- IATA: none; ICAO: none;

Summary
- Airport type: Public
- Owner/Operator: Airports Authority of India
- Serves: Kolkata Metropolitan Region
- Location: Kalyani, Kolkata metropolitan area, West Bengal, India
- Time zone: IST (UTC+05:30)
- Coordinates: 22°39′17″N 088°26′48″E﻿ / ﻿22.65472°N 88.44667°E

Map
- Kolkata Kalyani Airport Location within West Bengal

= Kolkata Kalyani Airport =

Proposed airport in Kolkata

Kolkata Kalyani Airport is a proposed greenfield airport for the Kolkata metropolitan area in the Indian state of West Bengal. It is planned to be built near the city of Kalyani in Nadia district, and will serve as a secondary airport alongside the existing Netaji Subhas Chandra Bose International Airport.

In June 2026, the Government of West Bengal announced the project, and the site selection process began. As per the plan, the airport will be built on approximately 2,000 acres of land.

== Background and planning ==
When the proposal to use Kazi Nazrul Islam Airport (Andal Airport) as a second airport to relieve the passenger pressure at Kolkata Airport was announced, it was rejected by the government of India, stating that it is located about 190 km from the city.

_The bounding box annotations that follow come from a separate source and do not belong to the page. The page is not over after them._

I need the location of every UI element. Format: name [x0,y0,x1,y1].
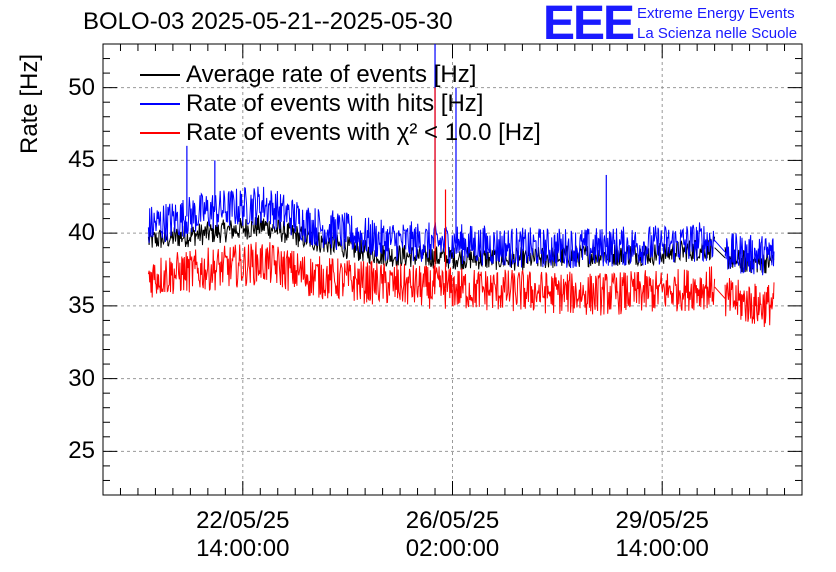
series-line-segment [147,186,716,269]
legend-label-chi2: Rate of events with χ² < 10.0 [Hz] [186,118,541,146]
legend-swatch-hits [140,102,180,105]
y-tick-label: 45 [68,146,95,174]
legend-entry: Rate of events with χ² < 10.0 [Hz] [140,118,541,147]
series-line-segment [724,277,775,328]
x-tick-time: 02:00:00 [405,535,500,562]
legend: Average rate of events [Hz] Rate of even… [140,60,541,147]
x-tick-date: 26/05/25 [405,507,500,534]
x-tick-time: 14:00:00 [615,535,709,562]
series-gap-connector [714,240,726,253]
legend-label-hits: Rate of events with hits [Hz] [186,89,484,117]
series-group [147,87,775,328]
x-tick-date: 22/05/25 [196,507,290,534]
y-tick-label: 30 [68,364,95,392]
x-tick-label: 29/05/25 14:00:00 [592,507,732,563]
series-gap-connector [714,286,726,299]
x-tick-label: 22/05/25 14:00:00 [173,507,313,563]
legend-label-average: Average rate of events [Hz] [186,60,477,88]
legend-entry: Average rate of events [Hz] [140,60,541,89]
x-tick-date: 29/05/25 [615,507,709,534]
org-name-line1: Extreme Energy Events [637,5,795,22]
x-tick-time: 14:00:00 [196,535,290,562]
legend-swatch-average [140,73,180,76]
y-tick-label: 35 [68,291,95,319]
legend-swatch-chi2 [140,131,180,134]
series-line-segment [147,242,716,316]
series-gap-connector [714,247,726,259]
x-tick-label: 26/05/25 02:00:00 [383,507,523,563]
legend-entry: Rate of events with hits [Hz] [140,89,541,118]
y-tick-label: 40 [68,219,95,247]
eee-logo: EEE [543,0,635,50]
series-line-segment [724,233,775,276]
y-axis-label: Rate [Hz] [16,53,43,155]
org-name-line2: La Scienza nelle Scuole [637,25,798,42]
y-tick-label: 25 [68,437,95,465]
y-tick-label: 50 [68,73,95,101]
chart-title: BOLO-03 2025-05-21--2025-05-30 [83,8,453,35]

In 2022, the West Bengal government identified Bhangar-2 block in South 24 Parganas as the site for setting up Kolkata's second airport; but the plan was ultimately scrapped.

In June 2026, the government of West Bengal announced the construction of an airport near Kalyani by Finance Minister Swapan Dasgupta in his first budget speech.

== Connectivity ==
The site chosen for the proposed airport is close to the Kalyani Expressway and National Highway 12. There are also plans to connect the airport with the Kolkata metro.